1830 - 1840
Detached five-bay double-height single-cell Catholic church, built 1835, on a rectangular plan with single-bay three-stage engaged tower to entrance (east) front on a square plan. "Improved", 1840. Damaged, 1872. Repaired, 1873. Renovated, ----, with sanctuary reordered. Pitched slate roof with lichen-covered clay ridge tiles, cut-granite coping to gables, and replacement cast-iron rainwater goods on timber eaves boards on cut-granite cornice retaining cast-iron downpipes. Replacement cement rendered, ruled and lined battered walls on granite ashlar chamfered plinth with rusticated cut-granite quoins to corners; cement rendered, ruled and lined surface finish (tower) with cut-granite stringcourses including cut-granite stringcourse (bell stage) supporting cut-granite battlemented parapets. Pointed-arch window openings with cut-granite sills, timber Y-mullions, and cut-granite surrounds having chamfered reveals framing storm glazing over fixed-pane fittings having stained glass margins centred on square glazing bars with storm glazing (east) over fixed-pane fittings having leaded stained glass panels. "Balistraria" centred on pointed-arch door opening to entrance (east) front with cut-granite surround having chamfered rebated reveals framing timber boarded double doors having overlight. Pointed-arch window opening (second stage) with cut-granite sill, and cut-granite surround having chamfered reveals with hood moulding framing storm glazing over fixed-pane fitting having leaded stained glass panel. Lancet openings (bell stage) with cut-granite sill course, and cut-granite surrounds having chamfered reveals framing louvered timber fittings. Pointed-arch door openings with cut-granite surrounds having chamfered rebated reveals framing timber boarded double doors. Interior including vestibules (east); square-headed door openings into nave with glazed timber panelled double doors; full-height interior with panelled choir gallery (east), linoleum tiled aisles between cruciform-detailed timber pews, paired Gothic-style timber stations between frosted glass windows with pair of stained glass memorial windows (1911), stepped dais to sanctuary (west) reordered, ----, with inlaid cut-veined white marble high altar, and moulded plasterwork cornice to ceiling centred on filigree ventilation roses. Set in relandscaped grounds.

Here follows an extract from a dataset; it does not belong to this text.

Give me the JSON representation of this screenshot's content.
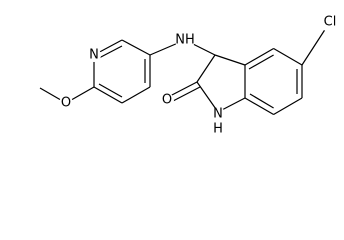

A church erected under the aegis of Reverend J. Doyle PP (d. 1850) representing an important component of the early nineteenth-century ecclesiastical heritage of County Wexford with the architectural value of the composition, 'a spacious and handsome edifice…built by local subscription and one of the largest in the diocese [of Ferns]' (Lewis 1837 I, 8), confirmed by such attributes as the "barn" nave-with-entrance tower plan form, aligned along an inverted liturgically-correct axis; the "pointed" profile of the openings underpinning a contemporary Georgian Gothic theme; and the pinnacle-topped monolithic battlements embellishing the tower as a picturesque eye-catcher in the landscape. Having been well maintained, the elementary form and massing survive intact together with quantities of the historic or original fabric, both to the exterior and to the interior reordered (----) in accordance with the liturgical reforms sanctioned by the Second Ecumenical Council of the Vatican (1962-5) where contemporary joinery; stained glass signed (1911) by James Watson (b. 1859/60) of Youghal, County Cork; a much modified high altar; and plasterwork refinements, all highlight the artistic potential of a church making a pleasing visual statement in a rural village street scene.